Seniorenkreis in Lößnig

Einen aktiven, sich regel­mäßig treffenden Senioren­kreis gibt es in Lößnig, und selbst­verständ­lich sind zu den Treffen auch die Conne­witzer Senioren ganz herz­lich ein­geladen! Wir treffen uns in der Regel jeden zweiten Dienstag im Monat, 14:30 Uhr.

Nächste Termine:
Dienstag, 09.08. und 13.09., 14:30 Uhr, im Gemeinde­haus Lößnig. Die Termine werden auch im Kalender und im Gemeindeblatt bekanntgemacht.

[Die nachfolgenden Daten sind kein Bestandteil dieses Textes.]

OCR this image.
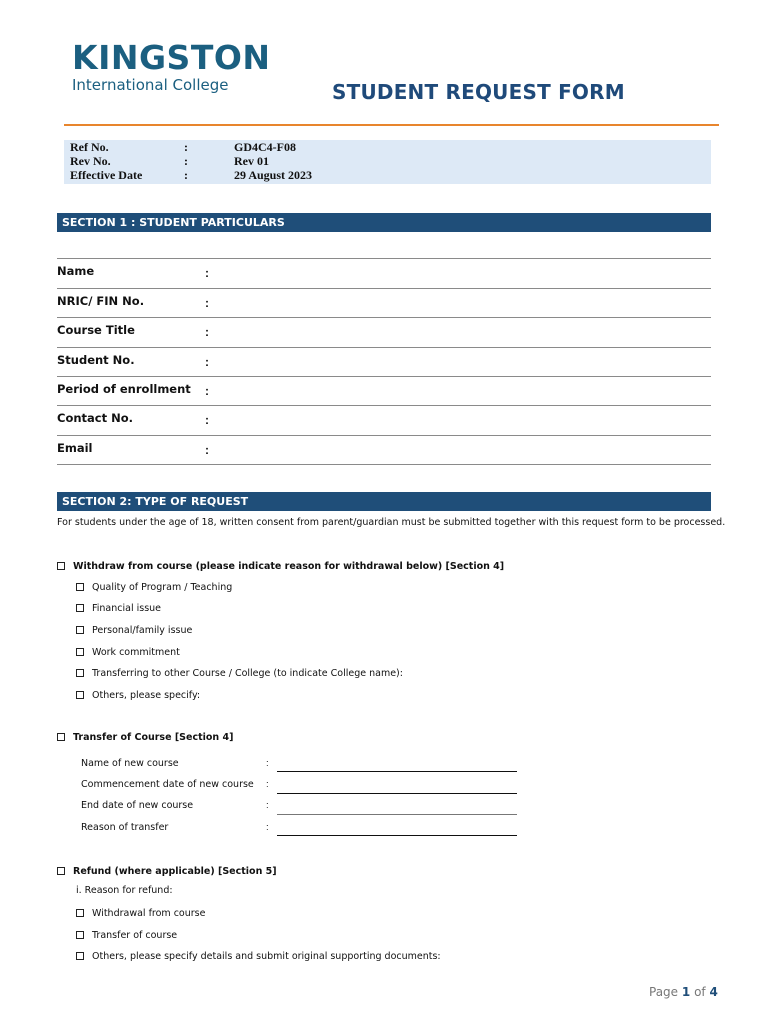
KINGSTON
International College	STUDENT REQUEST FORM
Ref No.	:	GD4C4-F08
Rev No.	:	Rev 01
Effective Date	:	29 August 2023
SECTION 1 : STUDENT PARTICULARS
Name	:
NRIC/ FIN No.	:
Course Title	:
Student No.	:
Period of enrollment :
Contact No.	:
Email	:
SECTION 2: TYPE OF REQUEST
For students under the age of 18, written consent from parent/guardian must be submitted together with this request form to be processed.
Withdraw from course (please indicate reason for withdrawal below) [Section 4]
Quality of Program / Teaching
Financial issue
Personal/family issue
Work commitment
Transferring to other Course / College (to indicate College name):
Others, please specify:
Transfer of Course [Section 4]
Name of new course	:
Commencement date of new course :
End date of new course	:
Reason of transfer	:
Refund (where applicable) [Section 5]
i. Reason for refund:
Withdrawal from course
Transfer of course
Others, please specify details and submit original supporting documents:
Page 1 of 4
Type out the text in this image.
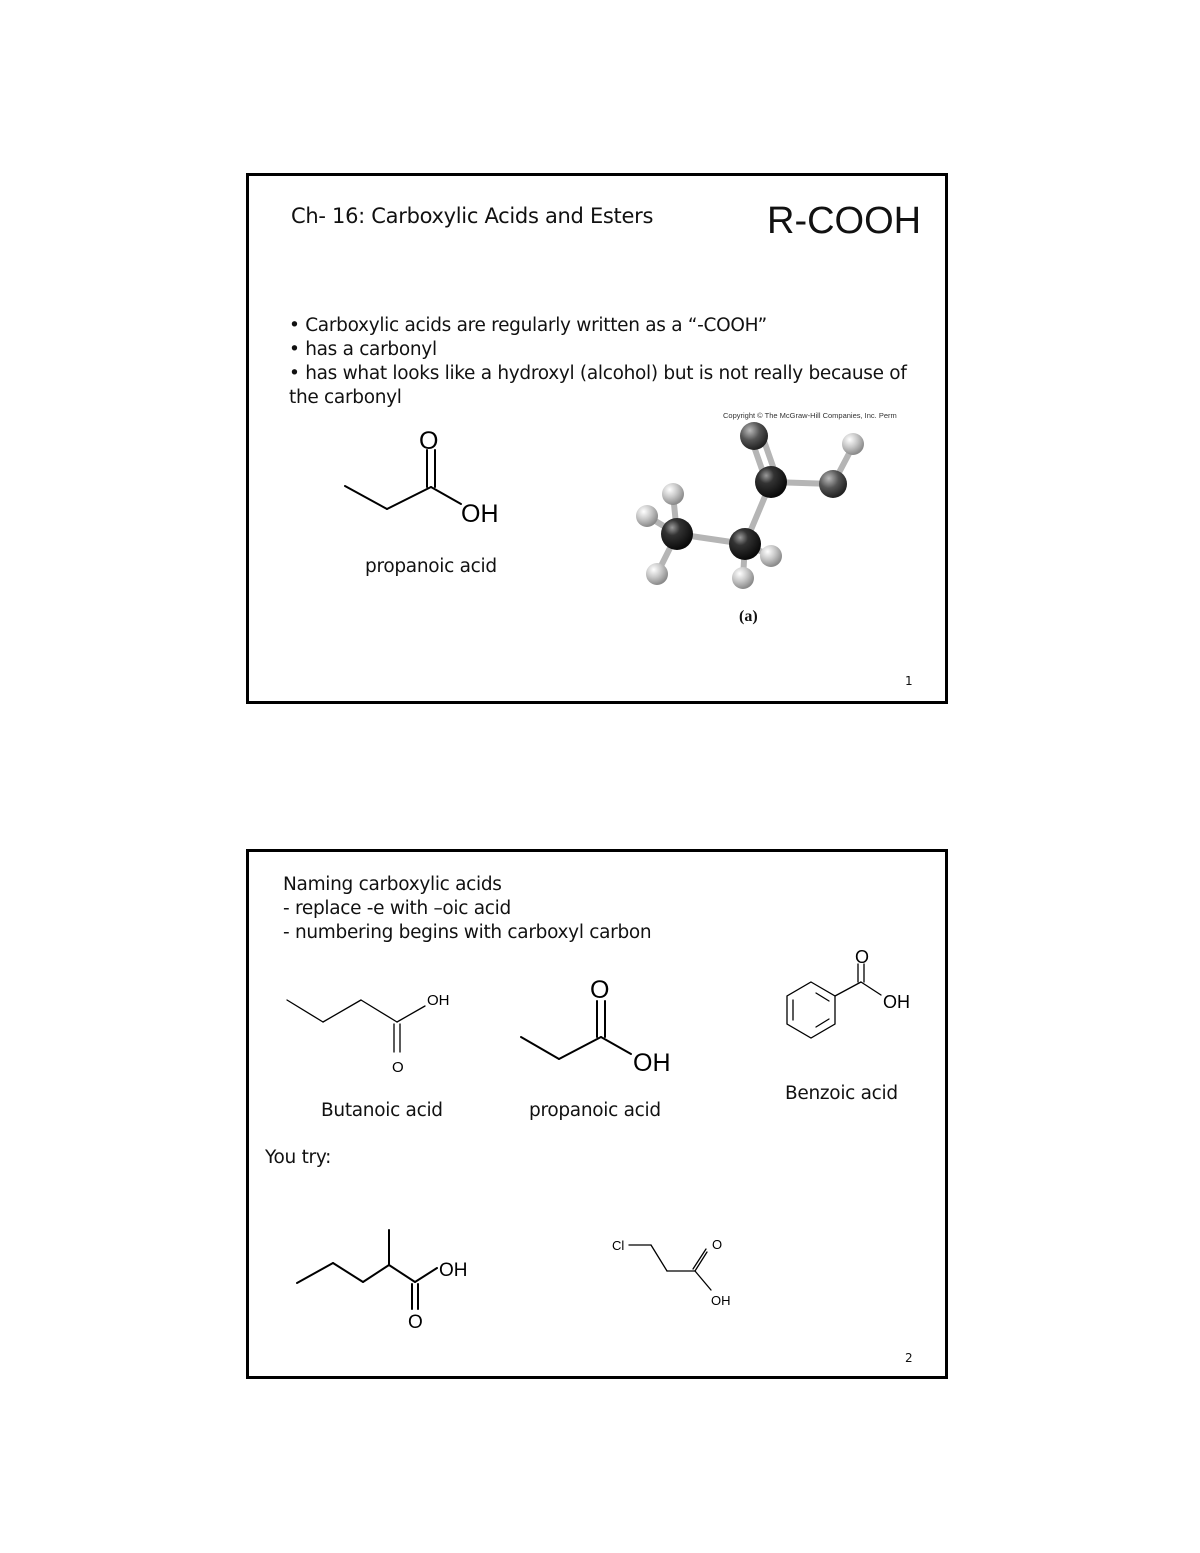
Ch- 16: Carboxylic Acids and Esters	R-COOH
• Carboxylic acids are regularly written as a “-COOH”
• has a carbonyl
• has what looks like a hydroxyl (alcohol) but is not really because of
the carbonyl
O
OH
propanoic acid
Copyright © The McGraw-Hill Companies, Inc. Perm
(a)
1
Naming carboxylic acids
- replace -e with –oic acid
- numbering begins with carboxyl carbon
OH
O
Butanoic acid
O
OH
propanoic acid
O
OH
Benzoic acid
You try:
OH
O
Cl	O
OH
2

Seniorenausflug am 1. September nach Lützen und Merseburg

Merseburger Dom
(c) Vereinigte Domstifter, Falko Matte

Liebe Seniorinnen und Senioren!

Heute möchte ich Sie nochmal an unse­ren Tagesausflug am 1. Sep­tember nach Lützen und Merseburg erinnern. Alles Wichtige (Abfahrts­zeit und -ort, Kosten, Anmeldung u.s.w.) finden Sie in einem ausführ­lichen Brief, der in beiden Kirchen ausliegt. Anmel­dung bitte an mich oder im Pfarramt.

Unser Reiseleiter wird uns wieder viele interes­sante, geschicht­liche und kuriose Dinge erzählen. Auch Frau Kunz und ich werden Sie wieder den ganzen Tag mit gemein­samer Andacht, Mittag­essen und Führungen begleiten. Bei Nach­fragen rufen Sie mich bitte an: 0341/ 337 99 24.

Voller Vorfreude grüße ich Sie

Ihre Gisela Krautkrämer

Aufruf für einen Shuttle-Dienst

Wer kümmert sich um unsere »Alten« in der Gemeinde?

Ich bin Brigitta Hildebrandt, 74 Jahre alt, und lebe seit 2005 in unserer Gemeinde in Lößnig. Die Gethsemane­kirche ist für mich längst meine zweite Wohnung ge­worden. Ich fühle mich sehr wohl in die­ser Kirche und auch in dieser Gemeinde.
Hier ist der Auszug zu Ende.